- А то. И ты вроде даже не отказала. Сказала только, что не раньше, чем через год. Ты что-то чувствуешь, чего-то ожидаешь - а формально свадьба приурочена к сдаче первого жилого квартала. Бригадир строителей белозубый грузин Асатиани задолбал уже своими шуточками про будущее молодой семьи. Он у вас будет посаженый отец, Паша его любимец, все шутят про будущего первого гражданина Нефтеангарска, которого ты произведешь, и вообще вы с Пашей символ счастливого нового города. А ты не чувствуешь окончательной любви, ты знаешь, что бывает как-то еще… да?
- Ну конечно. Тогда же все такие были: хочу того, не знаю чего. И я коротко стриженная, да?
- Почему, не обязательно. Можно как сейчас, с хвостом. Ты же очень чистая, и Паша тебе тоже не велит коротко стричься, как эти всякие стиляги.
- Стиляг давно нету.
- Еще как есть! Короче, Паша случайно видел - или кто-то ему донес, - что приезжий журналист хороводится с его девушкой. Отвратительный лощеный москвич, в плащике. Ну, он покажет мне этот лоск, помажет мне этот плащик! И вот, когда я, проводив тебя, иду по ночному Нефтеангарску к двухэтажной деревянной гостинице "Ангарские огни", с легкой печалью думая о том, что вот и еще одна хорошая девушка, еще один вариант судьбы, и все это никогда не будет моим, потому что мы слишком разные… и только будем друг друга вспоминать как прекрасную нереализованную возможность… иду такой, курю, немного похож на Мастроянни и знаю, что похож…
- Знаю, знаю! - Она даже подпрыгнула на полке. - Из темноты выходит Паша!
- Точно, выходит Паша. Он выдвигается мне навстречу, крупный, надежный, выпимши для храбрости. Если бы бить своего брата нефтеангарца, он бы и без выпивки был храбрый. Но я диковинный зверь, непонятно, чего от меня ждать, - и он насосался и подходит и нагло спрашивает: "Ну чё, товарищ журналист, как в Москве насчет абстракционизьму?"
- Это от меня он, что ли, набрался?
- Да, может, и от тебя. "Ну что, как там наше Кикассо? Как наш Матист? Как наши пидорасы? Это они тебя, тварь, научили с чужими девками гулять?!"
- Слушай, как ты похоже показываешь… Даже тошно.
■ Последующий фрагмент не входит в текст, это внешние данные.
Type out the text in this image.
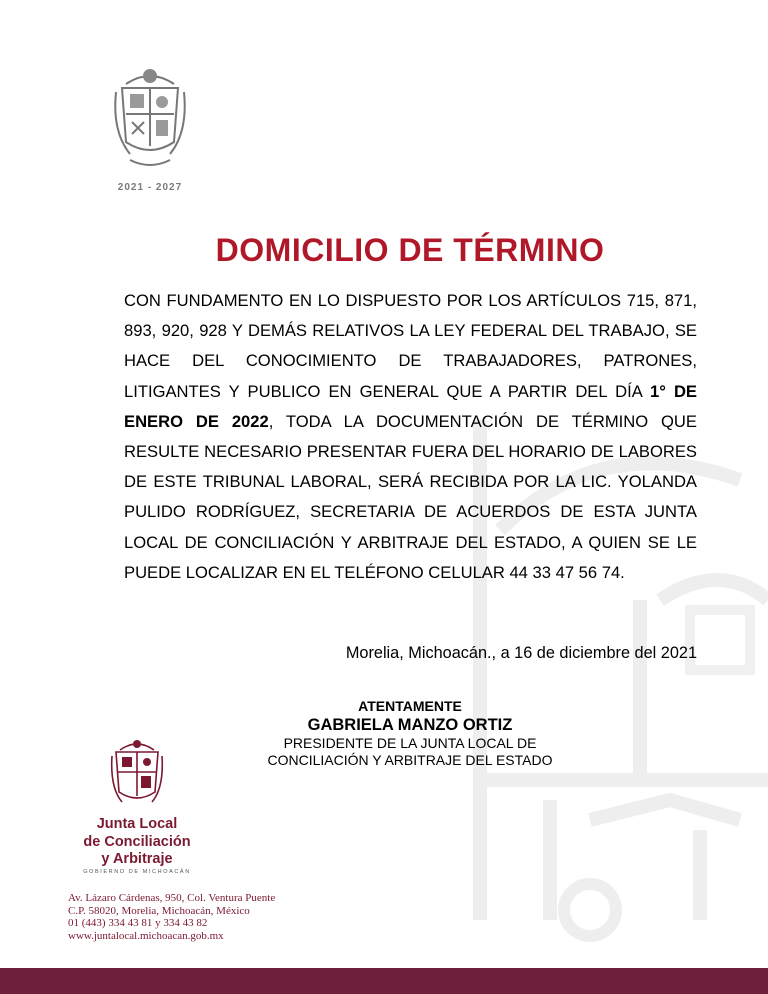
2021 - 2027
DOMICILIO DE TÉRMINO
CON FUNDAMENTO EN LO DISPUESTO POR LOS ARTÍCULOS 715, 871, 893, 920, 928 Y DEMÁS RELATIVOS LA LEY FEDERAL DEL TRABAJO, SE HACE DEL CONOCIMIENTO DE TRABAJADORES, PATRONES, LITIGANTES Y PUBLICO EN GENERAL QUE A PARTIR DEL DÍA 1° DE ENERO DE 2022, TODA LA DOCUMENTACIÓN DE TÉRMINO QUE RESULTE NECESARIO PRESENTAR FUERA DEL HORARIO DE LABORES DE ESTE TRIBUNAL LABORAL, SERÁ RECIBIDA POR LA LIC. YOLANDA PULIDO RODRÍGUEZ, SECRETARIA DE ACUERDOS DE ESTA JUNTA LOCAL DE CONCILIACIÓN Y ARBITRAJE DEL ESTADO, A QUIEN SE LE PUEDE LOCALIZAR EN EL TELÉFONO CELULAR 44 33 47 56 74.
Morelia, Michoacán., a 16 de diciembre del 2021
ATENTAMENTE
GABRIELA MANZO ORTIZ
PRESIDENTE DE LA JUNTA LOCAL DE
CONCILIACIÓN Y ARBITRAJE DEL ESTADO
Junta Local
de Conciliación
y Arbitraje
GOBIERNO DE MICHOACÁN
Av. Lázaro Cárdenas, 950, Col. Ventura Puente
C.P. 58020, Morelia, Michoacán, México
01 (443) 334 43 81 y 334 43 82
www.juntalocal.michoacan.gob.mx
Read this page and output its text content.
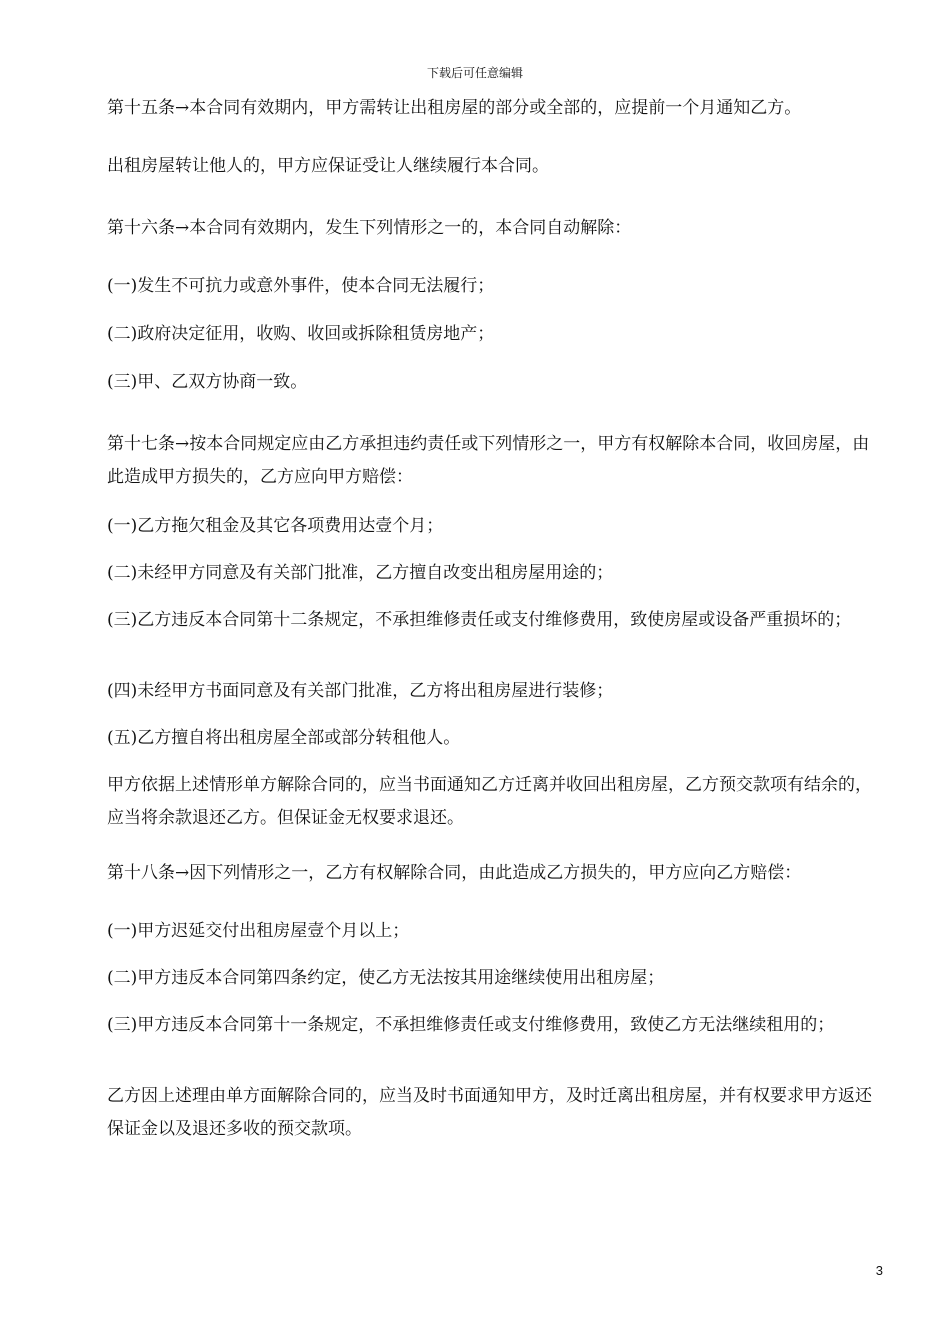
下载后可任意编辑
第十五条→本合同有效期内，甲方需转让出租房屋的部分或全部的，应提前一个月通知乙方。
出租房屋转让他人的，甲方应保证受让人继续履行本合同。
第十六条→本合同有效期内，发生下列情形之一的，本合同自动解除：
(一)发生不可抗力或意外事件，使本合同无法履行；
(二)政府决定征用，收购、收回或拆除租赁房地产；
(三)甲、乙双方协商一致。
第十七条→按本合同规定应由乙方承担违约责任或下列情形之一，甲方有权解除本合同，收回房屋，由此造成甲方损失的，乙方应向甲方赔偿：
(一)乙方拖欠租金及其它各项费用达壹个月；
(二)未经甲方同意及有关部门批准，乙方擅自改变出租房屋用途的；
(三)乙方违反本合同第十二条规定，不承担维修责任或支付维修费用，致使房屋或设备严重损坏的；
(四)未经甲方书面同意及有关部门批准，乙方将出租房屋进行装修；
(五)乙方擅自将出租房屋全部或部分转租他人。
甲方依据上述情形单方解除合同的，应当书面通知乙方迁离并收回出租房屋，乙方预交款项有结余的，应当将余款退还乙方。但保证金无权要求退还。
第十八条→因下列情形之一，乙方有权解除合同，由此造成乙方损失的，甲方应向乙方赔偿：
(一)甲方迟延交付出租房屋壹个月以上；
(二)甲方违反本合同第四条约定，使乙方无法按其用途继续使用出租房屋；
(三)甲方违反本合同第十一条规定，不承担维修责任或支付维修费用，致使乙方无法继续租用的；
乙方因上述理由单方面解除合同的，应当及时书面通知甲方，及时迁离出租房屋，并有权要求甲方返还保证金以及退还多收的预交款项。
3
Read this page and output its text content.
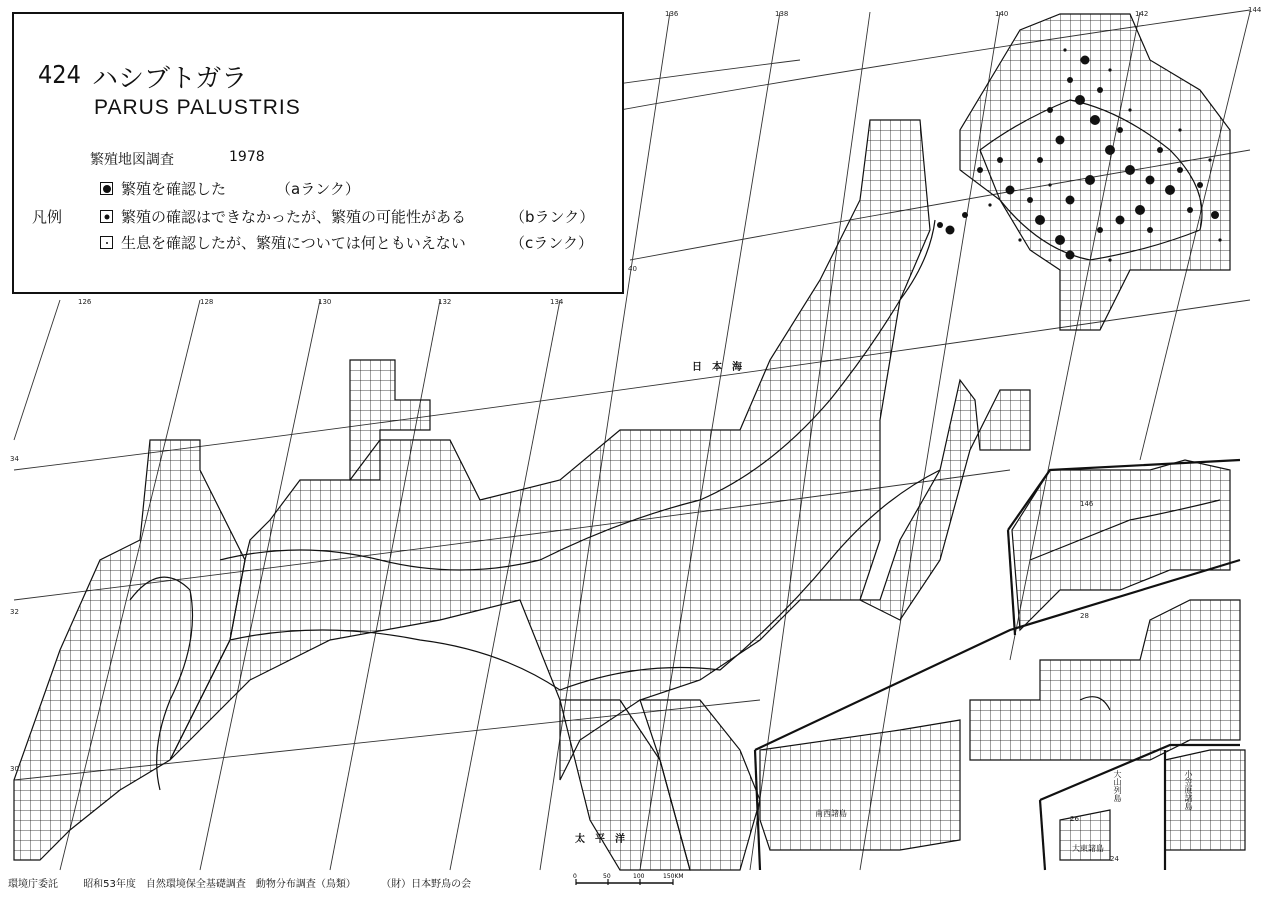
424 ハシブトガラ
PARUS PALUSTRIS
繁殖地図調査	1978
凡例
繁殖を確認した	（aランク）
繁殖の確認はできなかったが、繁殖の可能性がある	（bランク）
生息を確認したが、繁殖については何ともいえない	（cランク）
日　本　海
太　平　洋
大山列島	小笠原諸島
大東諸島
南西諸島
126	128	130	132	134
136	138	140	142	144
146
30
32
34
40
28
26
24
環境庁委託	昭和53年度　自然環境保全基礎調査　動物分布調査（鳥類）	（財）日本野鳥の会
0	50	100	150KM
- It's my job. И он заносит крепкий кулак, но это все-таки шестьдесят пятый год, так что стандартные схемы уже несколько трещат. Уже наш журналист - назовем его Дима - не так прост, уже он изображается не одними черными красками, у него были послевоенное дворовое детство и суровая юность, он сам, может, из барака в Измайлове… И он сжимает Пашино плечо своей довольно-таки железной рукой и делает так, что Паша слегка хрустит и с криком боли и изумления - вот так: "С-э-э-у-к-а!" - оседает в грязь близ гостиницы "Ангарские огни".
- Какой ты храбрый!
- Ну дык. Однако, представь, победа не доставляет мне ни малейшей радости. Я иду к себе в номер с заметно испорченным настроением, раскладываю на столе пухлые от фактов блокноты и начинаю писать в номер. Но я, хотя и не совсем отрицательный, все-таки интеллигент, конформист, все дела. Будучи от природы неглуп и даже почитывая Кафку, я заполняю свои газетные очерки самой дешевой халтурой вроде: "Еще год назад жителями Нефтеангарска были одни медведи-шатуны. Теперь на свежем зеленом ветру гудят здесь вышки электропередачи и смелые молодые люди строят город, населять который - им"… Сама понимаешь, мне совершенно не до того, но работа есть работа.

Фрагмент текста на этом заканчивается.